Royal Shakespeare Company, Cymbeline

Some time ago I started to write a piece on Neil Gaiman’s The View from the Cheap Seats. It began:

I don’t write reviews, and I don’t read non-fiction. Neither of these things are strictly true, of course: this is a review of sorts. And philosophy is, at least occasionally, non-fiction.

I still mean to finish it, once I get my thoughts in order about fiction, truth, and the relation between the two. In the meantime, here’s another not-quite-a-review, or at least very-partial-rather-short-and-only-focussing-on-specific-details-review. It concerns the Royal Shakespeare Company’s (RSC) Cymbeline, which is running in London for another few weeks, and which I heartily recommend you see, if you can.

Cymbeline poster, featuring three of the cast.

Cymbeline is one of Shakespeare’s weirder plays. The RSC describe it as the “rarely performed romance of power, jealousy, and a journey of love and reconciliation.”[1] Depending on who you ask, it’s billed as a tragedy, a romance, or a comedy. It’s all three, in its way.

The original is set in Ancient Britain, with the latter ruled by the eponymous Celtic King, vassal of the Roman Empire. The RSC’s version turns this on its head, setting the events in a dystopian near-future, and casting women in many of the originally male roles. If you’re not familiar with the play going in you mightn’t notice – it just works. These aren’t merely cross-cast roles: that is, it’s not that female actors are playing male characters. Rather the characters themselves have been genderflipped, a male heir becomes a female heir, a male servant a female servant, and so on (think Katee Sackhoff’s Starbuck in the new Battlestar Galactica, rather than Margaret Cho’s Kim Jong-il in 30 Rock). Most striking is the gender flip of Cymbeline – now Queen of Britain – and the formerly wicked stepmother, now the Duke.

Queen Cymbeline

This choice subverts our expectations, and calls into question the tropes we take for granted. As director Melly Still puts it:

I love wicked stepmothers in fairy tales. But Cymbeline is more than a fairy tale – it’s a thriller, epic and mythic. Hopefully this interpretation of the Queen as the Duke allows us to focus on his actions rather than his type. It sharpens the audience’s eyes to who he is: this is a man who is obsessively power hungry and loves his son beyond reason.[2]

Cymbeline’s ability to rule does not derive from masculinity, and the Duke’s villainy isn’t reduced to the plotting of a power-hungry woman. The audience is confronted with characters, not merely stereotypes.

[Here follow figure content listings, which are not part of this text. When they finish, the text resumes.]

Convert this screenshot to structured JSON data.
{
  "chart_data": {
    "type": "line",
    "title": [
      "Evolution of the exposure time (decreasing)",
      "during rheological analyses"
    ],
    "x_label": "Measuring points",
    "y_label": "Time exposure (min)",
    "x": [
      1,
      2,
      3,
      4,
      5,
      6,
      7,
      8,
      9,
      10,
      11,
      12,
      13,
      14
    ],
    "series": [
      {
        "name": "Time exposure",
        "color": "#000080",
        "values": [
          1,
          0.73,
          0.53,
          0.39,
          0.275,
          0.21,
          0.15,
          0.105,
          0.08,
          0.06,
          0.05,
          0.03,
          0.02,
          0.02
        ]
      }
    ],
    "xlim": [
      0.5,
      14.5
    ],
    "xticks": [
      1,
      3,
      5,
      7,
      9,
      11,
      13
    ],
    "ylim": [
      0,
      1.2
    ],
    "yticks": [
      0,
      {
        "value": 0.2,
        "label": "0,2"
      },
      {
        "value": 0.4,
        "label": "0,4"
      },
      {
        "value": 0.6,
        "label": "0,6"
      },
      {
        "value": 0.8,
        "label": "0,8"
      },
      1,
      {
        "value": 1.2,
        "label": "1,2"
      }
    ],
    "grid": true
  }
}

The play is brutal, bizarre, and in unexpected moments, laugh-out-loud funny (with the addition of musical numbers an unexpected delight).[3] You can find more information (including an actual plot synopsis, which I’m told is a staple of most reviews), on the official RSC site.

Cloten and friends performing a musical number.

[1] RSC, “About the play” https://www.rsc.org.uk/cymbeline/about-the-play.

[2] Cymbeline programme, 2016

[3] In particular, Marcus Griffiths was hilarious as Cloten, Oliver Johnstone wonderfully despicable as Iachimo, and Natalie Simpson a standout as Guideria.